28 April 2020
About the Author: He Heads the Talent Management and Digital HR practice for a medical technology Company and is currently the Director Human Resources with over 15+ years of Industry experience.
Mention organisational restructuring in a hallway, and you’ll likely receive an eye-roll. Seasoned employees may say that they know the drill as they revise and re-revise business priorities. However, isn’t it time we find a new group of workers to come along and bring with them a vibrant and optimistic approach to workplace change? After all, even long-tenured and jaded employees may want to experience change in new and exciting ways.
In recent years, I have been witnessing a more collaborative and constructive approach in organisations and the catalyst is the generational overlap taking place in Indian business today. Generation Z workers are arguably the most ethnically diverse generation, and they are entering the workforce in big numbers. With close to five generations present in most organisations, managing generational diversity can be overwhelming.
Rethinking Goals & Seeking New Values
Firms today are competing to maintain longevity and employees’ value proposition vis-a-vis the industry approach. This requires leveraging demographic advantages, specialisation in creating collaborative networks, performance management and project economics. All of these tasks require that organisations garner commitment from their workforce of the future.

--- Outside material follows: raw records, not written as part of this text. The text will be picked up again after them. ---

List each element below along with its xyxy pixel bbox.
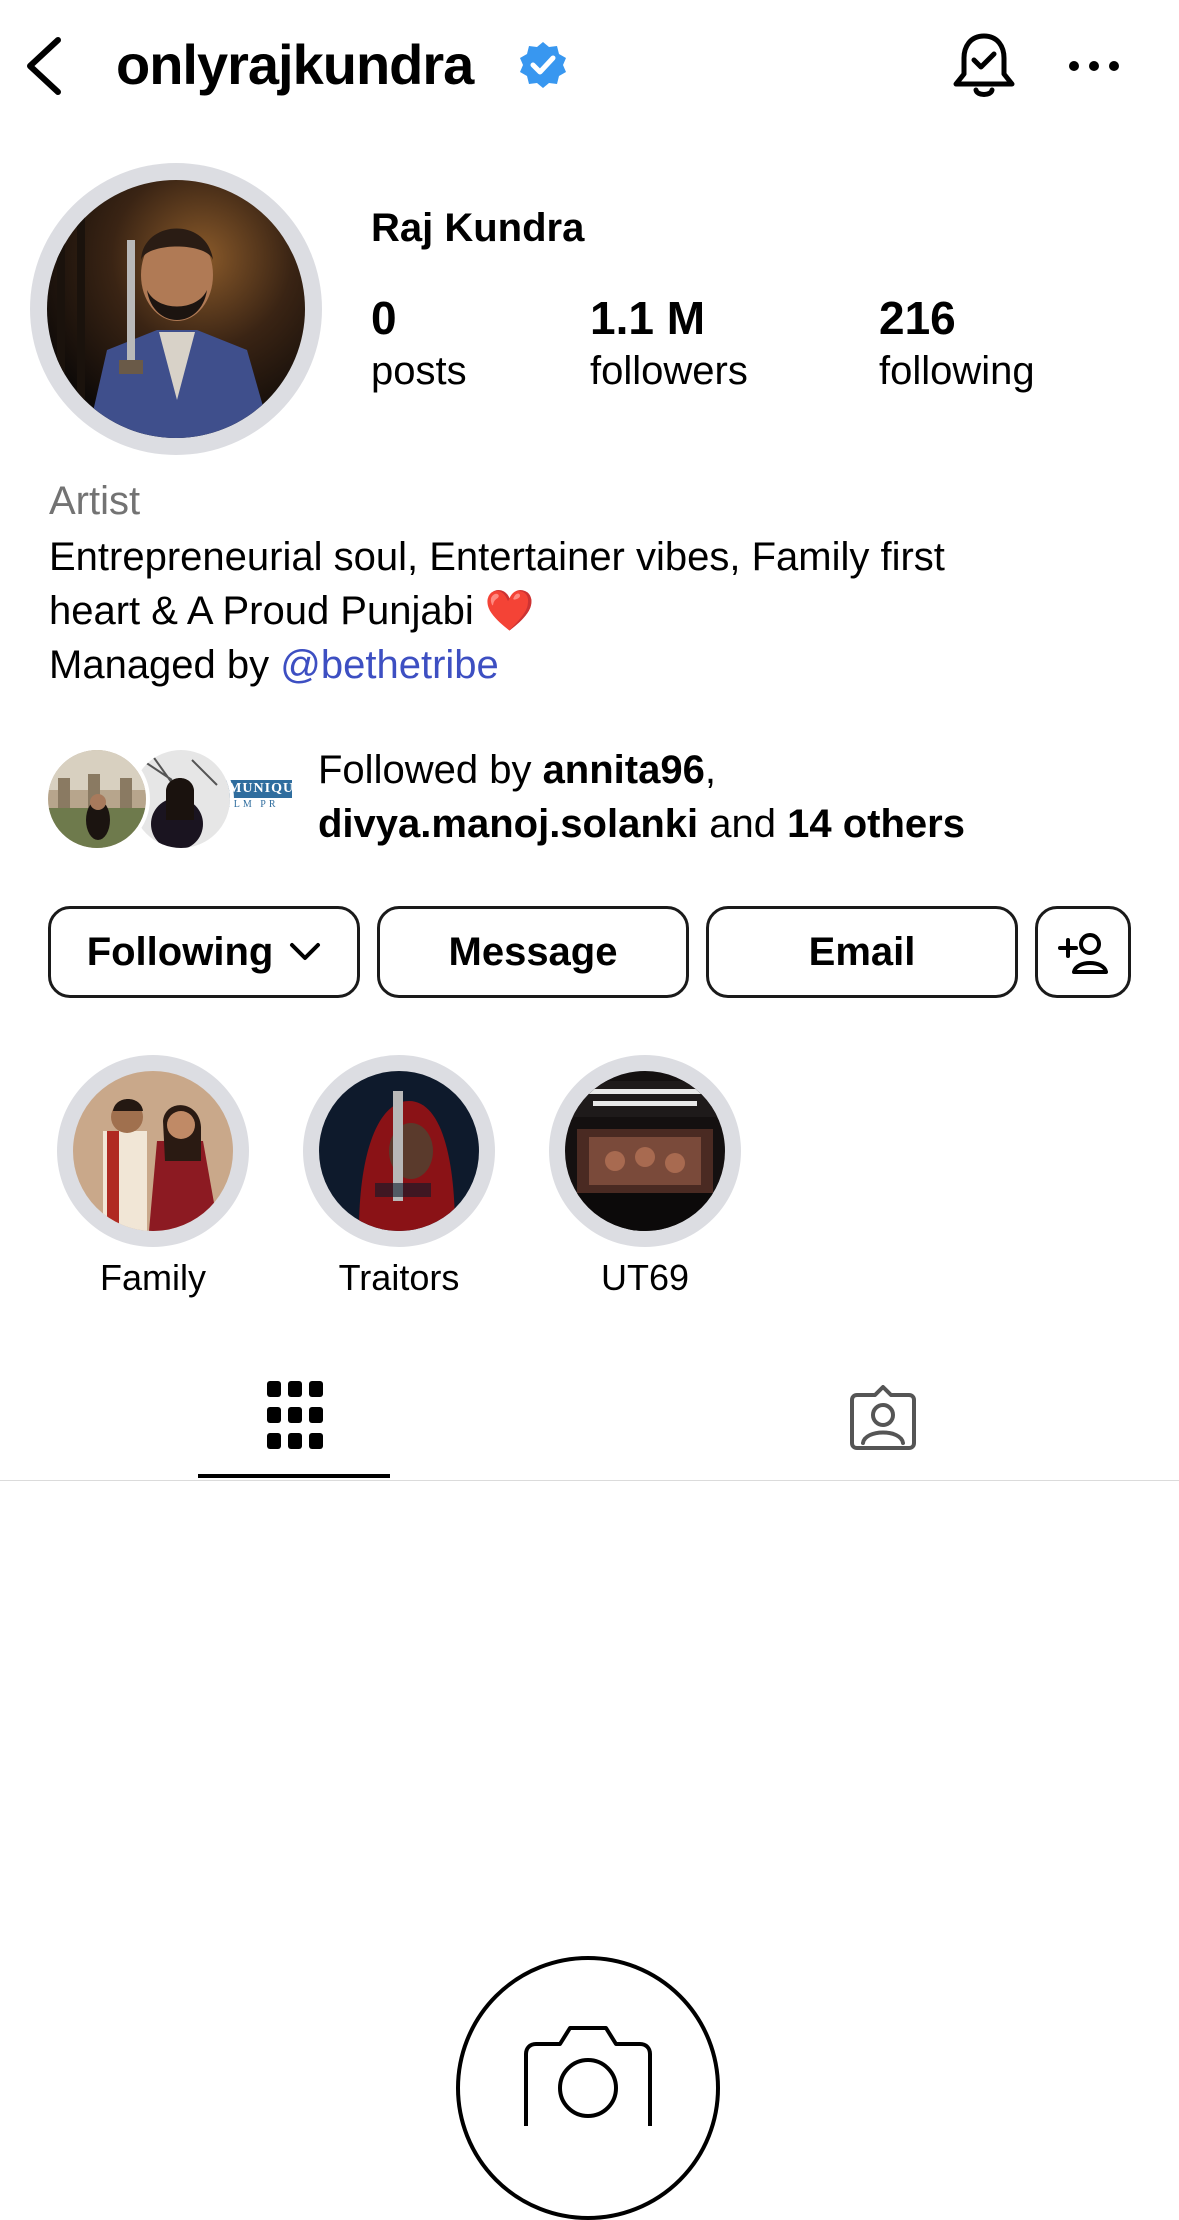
camera-icon [524, 2026, 652, 2126]
avatar[interactable] [47, 180, 305, 438]
followed-by-others[interactable]: 14 others [787, 802, 965, 846]
followed-by-prefix: Followed by [318, 748, 543, 792]
more-options-icon[interactable] [1068, 44, 1120, 88]
followed-by-comma: , [704, 748, 716, 792]
highlight-ut69-image [565, 1071, 725, 1231]
tagged-icon[interactable] [849, 1385, 917, 1451]
chevron-down-icon [290, 943, 321, 960]
profile-username: onlyrajkundra [116, 33, 474, 96]
highlight-ut69[interactable] [565, 1071, 725, 1231]
posts-label[interactable]: posts [371, 348, 467, 394]
display-name: Raj Kundra [371, 206, 585, 250]
add-person-icon [1058, 933, 1108, 974]
bio-managed-by: Managed by [49, 643, 281, 687]
followed-by-text[interactable]: Followed by annita96, divya.manoj.solank… [318, 743, 1158, 851]
follower-avatar-1[interactable] [44, 746, 150, 852]
profile-category: Artist [49, 479, 141, 523]
active-tab-indicator [198, 1474, 390, 1478]
followers-count[interactable]: 1.1 M [590, 292, 705, 344]
followers-label[interactable]: followers [590, 348, 748, 394]
highlight-family[interactable] [73, 1071, 233, 1231]
message-button[interactable]: Message [377, 906, 689, 998]
highlight-traitors-image [319, 1071, 479, 1231]
followed-by-user-2[interactable]: divya.manoj.solanki [318, 802, 698, 846]
followed-by-user-1[interactable]: annita96 [543, 748, 705, 792]
following-button-label: Following [86, 929, 274, 974]
highlight-traitors-label[interactable]: Traitors [274, 1256, 524, 1300]
email-button-label: Email [808, 929, 916, 974]
tabs-divider [0, 1480, 1179, 1481]
bio-line-2: heart & A Proud Punjabi ❤️ [49, 589, 535, 633]
bio-line-1: Entrepreneurial soul, Entertainer vibes,… [49, 535, 945, 579]
posts-count[interactable]: 0 [371, 292, 397, 344]
following-button[interactable]: Following [48, 906, 360, 998]
message-button-label: Message [448, 929, 618, 974]
highlight-ut69-label[interactable]: UT69 [520, 1256, 770, 1300]
following-count[interactable]: 216 [879, 292, 956, 344]
profile-bio: Entrepreneurial soul, Entertainer vibes,… [49, 530, 1129, 692]
grid-icon[interactable] [267, 1381, 323, 1449]
followed-by-and: and [698, 802, 788, 846]
bio-mention-link[interactable]: @bethetribe [280, 643, 499, 687]
email-button[interactable]: Email [706, 906, 1018, 998]
highlight-traitors[interactable] [319, 1071, 479, 1231]
suggested-users-button[interactable] [1035, 906, 1131, 998]
follower-photo-1 [48, 750, 146, 848]
bell-check-icon[interactable] [950, 30, 1018, 102]
highlight-family-label[interactable]: Family [28, 1256, 278, 1300]
following-label[interactable]: following [879, 348, 1035, 394]
avatar-photo [47, 180, 305, 438]
verified-badge-icon [520, 42, 566, 88]
highlight-family-image [73, 1071, 233, 1231]
back-arrow-icon[interactable] [22, 34, 66, 98]
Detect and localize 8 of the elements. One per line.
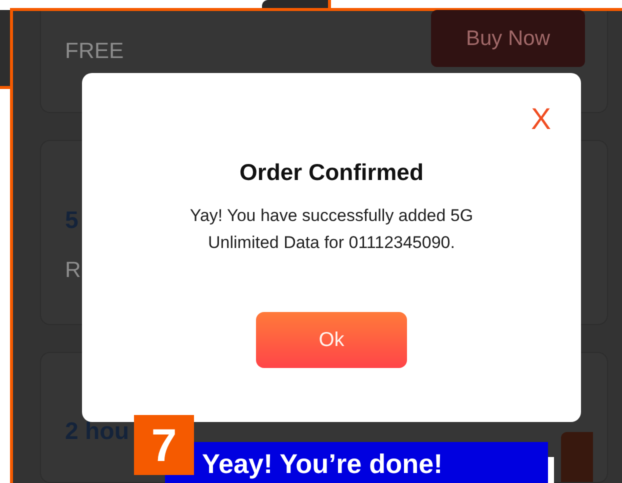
buy-now-button[interactable]: Buy Now <box>431 10 585 67</box>
ok-button[interactable]: Ok <box>256 312 407 368</box>
close-button[interactable]: X <box>530 103 551 137</box>
plan-price: FREE <box>65 38 124 64</box>
dialog-message: Yay! You have successfully added 5G Unlimited Data for 01112345090. <box>188 205 474 254</box>
dialog-title: Order Confirmed <box>239 159 424 186</box>
plan-subtitle: R <box>65 256 81 283</box>
buy-button[interactable] <box>561 432 593 482</box>
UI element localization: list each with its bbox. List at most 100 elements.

As per a survey by PWC, India will have the youngest employable population in the world by 2020. With the increase in flexibility and ease of work, the average retirement age will also likely go up, which will further increase the multi-generational mix. Moreover, by 2020, the average Indian will be only 29 years of age. The key is adopting the learning-from-everyone approach or reverse mentoring. Communication, networking, strategizing and other related tasks are executed differently by varying generations, and can add unique value to multiple aspects of an organisation’s functioning.
The Role of HR
The role of HR in building a collaborative multi-generational work environment and brand should be focused on connecting the right culture and behaviors, and on guarding against reputational risks across divisions. In the same vein, innovation in financial wellness programs can assist in incentivising different generations and help companies thrive in the future.
As organisations struggle to find employees with bleeding-edge tech-skills and professional savviness, there is a need to anticipate the ways disruptions originating from a multigenerational workforce can impact an organisation. Over the years, I have seen divergent pursuits of happiness, values and ideals across generations, as I’m sure many others would have as well. The key is to make every generation feel accurately valued and align them with broader goals.
Every generation shares different goals. Some prefer cash rewards and respond to hygiene factors such as promotions, perks, appreciation, fancy designations, and so on. However, many may be interested in relatively newer age concepts such as flexible retirement options and tax-saving schemes. This should not be surprising – all of us desire financial security, after all. Millennials tend to appreciate wellness programs that offer them getaways with family and friends, outcome-based remuneration and structured investment plans. Whereas, the older generation prefers monetary rewards, stock options and long-service awards. To allow employees from each faction to add to the changing business landscape, it is important to fine-tune the financial rewards with performance metrics and productivity.
The real test of the HR function would lie in catering to the diverse employee value proposition. While millennials revel in multi-tasking and in being validated for their efforts, the older generation is task-oriented and can value material rewards and individuality.
A generational difference creates a workforce that may find itself divided in more ways than more homogenous workforces. Herein lies the rub. While most policies in an organization are designed by a group of seniors, there is an increasing potential for mismatch between the desired results and the actual impact. As per a study by Deloitte, this mismatch can lead to lower engagement rate, productivity, a higher attrition rate and unrest among the workforce. This can result in lower than expected output from the investment in human capital. Clearly, there is a need to build granular understanding of generational differences for a productive workplace.
Multi-Generational Workforce: A Boon
It is important to
remember that the senior industry experts in your organisation add tremendous
value with their industry insights. However, we must not overlook the knowledge
that younger generations can bring. A multi-generational workforce creates an
environment ideal for symbiotic growth of knowledge and skills. When we
leverage the unique skills of the different generations, we enable employees to
create a more engaged and productive environment.